原爆ドーム

 2023年に日本である先進7カ国首脳会議(G7サミット)で、岸田文雄首相(広島1区)は23日、被爆地の広島市で開くことを決めたと明らかにした。被爆地開催は1975年に始まったサミットでは初めて。ウクライナに侵攻したロシアが核兵器の使用を示唆する中、首相は国際平和や核軍縮を話し合うのに最適の地と判断した。

 市へのサミット誘致は、広島県や市、広島商工会議所などが働き掛けてきた。市側は、参加する首脳たちによる平和記念公園(中区)での原爆慰霊碑への献花や原爆資料館訪問を外務省へ提案している。実現すれば、核兵器を持つ米国、英国、フランス3カ国のトップがそろって被爆の実態に触れる歴史的なサミットとなる。

 東京・元赤坂の迎賓館での日米首脳会談後の共同記者会見で、首相は「広島ほど平和へのコミットメントを示すのにふさわしい場所はない。核兵器の惨禍を人類が二度と起こさないとの誓いを世界に示し、平和と世界秩序、価値観を守るために結束していくことを確認したい」と述べた。

 被爆地選出の首相は「核兵器のない世界」の実現をライフワークに掲げる。ウクライナ情勢に加え、北朝鮮の核兵器・ミサイル開発や核兵器を持つ中国の覇権主義にもかねて警戒感を示し、核軍縮には国際協調が不可欠だと唱えてきた。

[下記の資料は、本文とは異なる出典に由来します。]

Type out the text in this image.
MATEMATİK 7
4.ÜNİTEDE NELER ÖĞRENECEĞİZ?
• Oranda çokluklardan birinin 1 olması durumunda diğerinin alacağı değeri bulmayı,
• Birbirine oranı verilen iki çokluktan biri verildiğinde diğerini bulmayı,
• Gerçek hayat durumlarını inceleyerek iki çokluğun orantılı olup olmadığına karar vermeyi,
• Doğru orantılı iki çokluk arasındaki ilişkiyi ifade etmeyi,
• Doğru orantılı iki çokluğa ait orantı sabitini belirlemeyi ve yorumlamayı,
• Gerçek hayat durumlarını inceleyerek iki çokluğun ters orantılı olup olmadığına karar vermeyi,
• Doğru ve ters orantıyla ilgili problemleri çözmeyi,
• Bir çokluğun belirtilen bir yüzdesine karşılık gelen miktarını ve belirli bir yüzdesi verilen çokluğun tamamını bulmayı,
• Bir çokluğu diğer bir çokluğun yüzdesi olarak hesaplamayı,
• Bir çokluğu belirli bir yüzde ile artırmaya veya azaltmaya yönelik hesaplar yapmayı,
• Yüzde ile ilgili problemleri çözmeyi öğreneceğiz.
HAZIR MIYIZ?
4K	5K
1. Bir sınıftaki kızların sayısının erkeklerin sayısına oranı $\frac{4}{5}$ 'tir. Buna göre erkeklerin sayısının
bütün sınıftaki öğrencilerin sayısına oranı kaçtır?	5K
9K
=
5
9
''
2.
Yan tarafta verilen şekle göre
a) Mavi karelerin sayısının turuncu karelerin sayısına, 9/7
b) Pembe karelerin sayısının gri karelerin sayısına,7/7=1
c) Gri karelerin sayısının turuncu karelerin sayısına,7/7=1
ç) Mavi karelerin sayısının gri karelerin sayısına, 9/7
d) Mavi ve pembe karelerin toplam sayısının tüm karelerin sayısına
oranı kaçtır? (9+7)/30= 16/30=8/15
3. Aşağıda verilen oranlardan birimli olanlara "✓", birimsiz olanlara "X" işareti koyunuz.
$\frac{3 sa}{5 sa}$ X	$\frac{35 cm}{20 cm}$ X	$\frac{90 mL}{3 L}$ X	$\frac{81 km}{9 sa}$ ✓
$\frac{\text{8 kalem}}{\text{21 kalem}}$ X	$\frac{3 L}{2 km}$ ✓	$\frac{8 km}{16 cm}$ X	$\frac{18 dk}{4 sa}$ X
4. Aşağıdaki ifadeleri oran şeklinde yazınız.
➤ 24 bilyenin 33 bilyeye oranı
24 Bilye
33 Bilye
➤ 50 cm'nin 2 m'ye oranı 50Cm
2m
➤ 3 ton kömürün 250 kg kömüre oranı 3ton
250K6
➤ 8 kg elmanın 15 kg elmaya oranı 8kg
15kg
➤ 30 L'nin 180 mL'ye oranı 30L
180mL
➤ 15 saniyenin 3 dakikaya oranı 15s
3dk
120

 23年のG7サミットを巡っては広島、福岡、名古屋の3市が誘致活動を繰り広げた。官邸は宿泊施設の収容能力やアクセスの利便性、警護のしやすさなどを見極めつつ、G7各国との事前調整で被爆地開催の賛否を探った。

 被爆地の訴えやその重みについては、首相と今月会談したローマ教皇フランシスコや欧州連合(EU)のミシェル大統領たちも共感を示し、国内でも与野党の間で広島開催を求める声が高まっていた。

 日本では過去6回、サミットが開かれた。16年の伊勢志摩サミット(三重県)では、先立つG7外相会合を広島市で4月に開催。岸田首相は当時外相を務め、5月には現職の米大統領では初めてだったオバマ氏の広島訪問にも立ち会った。

 <クリック>G7サミット 先進7カ国(G7)首脳が参加する国際会議。日本、米国、英国、フランス、ドイツ、イタリア、カナダがメンバー。欧州連合(EU)も加わり、安全保障や経済などを議論する。冷戦終結後にロシアが加わったが、2014年にウクライナ南部クリミアを強制編入したため排除された。議長国は持ち回りで、今年は6月にドイツで開催。日本では過去6回開かれ、1979年、86年、93年は東京都、2000年は沖縄県、08年は北海道、16年は三重県が開催地となった。